The latest project by the ever-changing enigma of modern British music, Jarvis Cocker, JARV…IS was initially a concept formed purely through live performances, with the idea of writing music “in collaboration with an audience”. First playing at Sigur Ros’s Norður og Niður festival in Iceland, the band – comprised of Cocker (guitar/vocals), Serafina Steer (harp/vocals), Emma Smith (violin/vocals), Andrew McKinney (bass), Jason Buckle (synthesiser & electronic treatments) and Adam Betts (drums/percussion/vocals) – then played an intimate run of shows in the US and UK throughout 2018, including a performance at the Peak Cavern in Derbyshire. Recordings from these shows became the basis of an album.

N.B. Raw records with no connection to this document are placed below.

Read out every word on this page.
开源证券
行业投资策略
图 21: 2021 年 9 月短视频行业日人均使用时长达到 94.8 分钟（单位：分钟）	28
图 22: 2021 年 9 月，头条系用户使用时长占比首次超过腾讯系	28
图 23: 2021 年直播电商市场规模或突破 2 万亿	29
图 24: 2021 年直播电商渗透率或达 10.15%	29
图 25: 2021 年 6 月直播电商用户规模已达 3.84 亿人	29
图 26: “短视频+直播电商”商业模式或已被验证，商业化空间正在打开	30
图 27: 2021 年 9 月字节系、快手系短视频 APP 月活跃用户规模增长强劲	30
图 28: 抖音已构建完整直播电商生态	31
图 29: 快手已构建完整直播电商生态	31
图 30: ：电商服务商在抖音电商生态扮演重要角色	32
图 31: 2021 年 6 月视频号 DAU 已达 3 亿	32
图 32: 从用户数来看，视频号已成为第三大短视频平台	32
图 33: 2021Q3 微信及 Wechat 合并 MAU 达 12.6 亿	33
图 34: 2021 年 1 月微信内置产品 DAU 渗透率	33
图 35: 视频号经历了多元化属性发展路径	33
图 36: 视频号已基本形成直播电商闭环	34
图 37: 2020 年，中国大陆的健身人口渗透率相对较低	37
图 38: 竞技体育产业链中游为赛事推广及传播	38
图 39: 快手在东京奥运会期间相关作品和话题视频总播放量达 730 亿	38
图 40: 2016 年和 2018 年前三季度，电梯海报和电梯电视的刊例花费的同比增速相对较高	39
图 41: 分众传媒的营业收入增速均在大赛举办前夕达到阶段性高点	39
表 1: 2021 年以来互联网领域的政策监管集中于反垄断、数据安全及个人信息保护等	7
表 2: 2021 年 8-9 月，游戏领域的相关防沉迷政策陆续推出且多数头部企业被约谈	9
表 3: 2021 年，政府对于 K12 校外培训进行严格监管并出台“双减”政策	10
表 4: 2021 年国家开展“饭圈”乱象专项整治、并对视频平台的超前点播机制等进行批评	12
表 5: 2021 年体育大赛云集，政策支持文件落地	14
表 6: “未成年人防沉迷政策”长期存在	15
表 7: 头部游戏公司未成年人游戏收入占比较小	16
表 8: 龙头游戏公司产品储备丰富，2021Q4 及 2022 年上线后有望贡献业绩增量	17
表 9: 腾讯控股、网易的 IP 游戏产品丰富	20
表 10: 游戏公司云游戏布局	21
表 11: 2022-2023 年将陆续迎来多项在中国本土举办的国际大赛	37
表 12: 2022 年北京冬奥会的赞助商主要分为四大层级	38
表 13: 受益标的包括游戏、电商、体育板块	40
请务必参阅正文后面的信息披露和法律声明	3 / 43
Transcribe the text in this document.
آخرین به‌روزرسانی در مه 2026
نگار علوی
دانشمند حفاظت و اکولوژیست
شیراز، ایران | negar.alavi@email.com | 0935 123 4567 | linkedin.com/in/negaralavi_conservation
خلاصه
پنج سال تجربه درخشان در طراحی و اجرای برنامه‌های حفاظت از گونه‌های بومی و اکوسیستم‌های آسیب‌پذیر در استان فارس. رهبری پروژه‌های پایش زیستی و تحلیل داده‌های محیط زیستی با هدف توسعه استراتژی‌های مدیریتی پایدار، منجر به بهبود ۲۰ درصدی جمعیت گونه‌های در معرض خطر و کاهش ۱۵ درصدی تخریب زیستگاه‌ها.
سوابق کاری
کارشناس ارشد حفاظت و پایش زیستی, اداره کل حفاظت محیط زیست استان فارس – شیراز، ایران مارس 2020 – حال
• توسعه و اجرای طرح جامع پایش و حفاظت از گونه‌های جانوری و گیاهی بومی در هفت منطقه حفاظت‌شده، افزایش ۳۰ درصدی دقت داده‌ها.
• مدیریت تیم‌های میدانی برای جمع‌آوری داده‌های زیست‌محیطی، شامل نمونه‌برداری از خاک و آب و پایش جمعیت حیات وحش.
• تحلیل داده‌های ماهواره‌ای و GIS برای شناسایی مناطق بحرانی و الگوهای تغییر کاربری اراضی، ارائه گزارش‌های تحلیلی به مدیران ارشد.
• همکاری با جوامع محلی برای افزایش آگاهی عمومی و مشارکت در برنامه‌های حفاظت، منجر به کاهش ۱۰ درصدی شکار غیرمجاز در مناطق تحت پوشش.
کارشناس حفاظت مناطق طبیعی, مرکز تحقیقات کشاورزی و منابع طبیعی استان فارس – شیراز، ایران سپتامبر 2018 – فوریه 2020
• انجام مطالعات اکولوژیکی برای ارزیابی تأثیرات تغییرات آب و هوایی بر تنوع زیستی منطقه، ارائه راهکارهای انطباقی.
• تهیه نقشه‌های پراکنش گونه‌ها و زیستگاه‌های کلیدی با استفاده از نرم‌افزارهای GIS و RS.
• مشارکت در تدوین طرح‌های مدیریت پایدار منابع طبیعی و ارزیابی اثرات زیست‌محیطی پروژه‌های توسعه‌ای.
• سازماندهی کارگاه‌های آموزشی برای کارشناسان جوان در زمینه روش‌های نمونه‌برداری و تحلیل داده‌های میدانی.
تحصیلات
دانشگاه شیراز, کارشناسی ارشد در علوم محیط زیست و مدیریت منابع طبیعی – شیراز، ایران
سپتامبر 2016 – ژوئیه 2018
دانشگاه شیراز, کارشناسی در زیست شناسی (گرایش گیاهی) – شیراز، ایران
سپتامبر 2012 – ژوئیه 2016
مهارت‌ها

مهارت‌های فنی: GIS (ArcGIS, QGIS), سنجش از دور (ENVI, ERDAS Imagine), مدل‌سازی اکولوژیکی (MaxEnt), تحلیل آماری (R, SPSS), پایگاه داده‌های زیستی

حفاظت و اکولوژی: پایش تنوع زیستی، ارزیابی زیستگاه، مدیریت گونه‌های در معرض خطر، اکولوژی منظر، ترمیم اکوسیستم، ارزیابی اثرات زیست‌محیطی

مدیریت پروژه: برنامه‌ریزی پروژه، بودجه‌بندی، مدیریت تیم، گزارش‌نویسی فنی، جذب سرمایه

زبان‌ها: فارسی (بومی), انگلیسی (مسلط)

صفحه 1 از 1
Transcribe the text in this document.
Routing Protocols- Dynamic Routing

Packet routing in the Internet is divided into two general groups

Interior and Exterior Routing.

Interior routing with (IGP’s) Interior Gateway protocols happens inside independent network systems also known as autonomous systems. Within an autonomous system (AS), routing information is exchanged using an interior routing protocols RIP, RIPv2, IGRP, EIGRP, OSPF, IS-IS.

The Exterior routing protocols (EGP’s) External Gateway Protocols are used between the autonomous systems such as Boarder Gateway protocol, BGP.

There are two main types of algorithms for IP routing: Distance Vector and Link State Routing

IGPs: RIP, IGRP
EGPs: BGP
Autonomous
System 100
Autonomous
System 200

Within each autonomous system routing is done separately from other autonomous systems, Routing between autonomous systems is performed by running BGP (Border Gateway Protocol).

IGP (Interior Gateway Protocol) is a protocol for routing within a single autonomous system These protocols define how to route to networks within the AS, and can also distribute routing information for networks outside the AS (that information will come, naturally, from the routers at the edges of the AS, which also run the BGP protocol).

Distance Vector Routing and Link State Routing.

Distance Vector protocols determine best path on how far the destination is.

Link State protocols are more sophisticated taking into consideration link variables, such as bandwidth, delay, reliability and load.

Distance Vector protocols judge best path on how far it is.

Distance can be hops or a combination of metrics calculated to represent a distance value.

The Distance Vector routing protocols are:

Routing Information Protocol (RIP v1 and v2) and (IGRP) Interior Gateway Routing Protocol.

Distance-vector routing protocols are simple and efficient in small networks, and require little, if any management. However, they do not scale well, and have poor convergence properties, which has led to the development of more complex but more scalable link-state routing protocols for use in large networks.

Released on Rough Trade, Beyond The Pale runs with these original songs, written to be “in a state of flux” while only being performed live, and encloses them in a studio setting. It claims to be “Not a live album [but] an ALIVE album”, but the translation isn’t pulled off seamlessly. The decision to try to capture this project in an album definitely detracts from that magic of the live shows – the songs are no longer fluid, they have been halted, though the original purpose still mulls about in the darkness.

It is still interesting, innovative, and intellectual. It is still unmistakeably Jarvis Cocker.

Cocker’s penchant for storytelling is in full flow, in an exploratively electronic soundscape that is reminiscent of early Pulp but through a much more modern lens. “Must I Evolve?”, released back in May 2019, forms a strong summation of the ethos of the album. Shifting between the profound questioning of the chorus – “Must I evolve? / Must I change? […] Must I join in? / And do as I’m told?” – and a narrative-style verse mapping the history of evolution, we see Cocker’s distinctively witty, often risqué, lyrical ability. The track, as well as the album itself, travel a journey of insecurity, answering some questions while leaving others open to disturb and unsettle the mind.

Beyond The Pale also covers an interesting array of modern themes. From gentrification on “Swanky Modes” to identity (through the eyes of a living statue) on “Sometimes I am Pharaoh”, each of its seven tracks explore ideas of movement, change, and generational shifts, but always done through Cocker’s recognisably dark and elusive style of writing.

Feeling much more like a project than a fully realised sound, it finds a new facet to the experimental, esoteric heights that the concept of JARV…IS was originally, and with its mysterious shapes and synthetic beats Beyond The Pale is definitely an interesting album to delve into.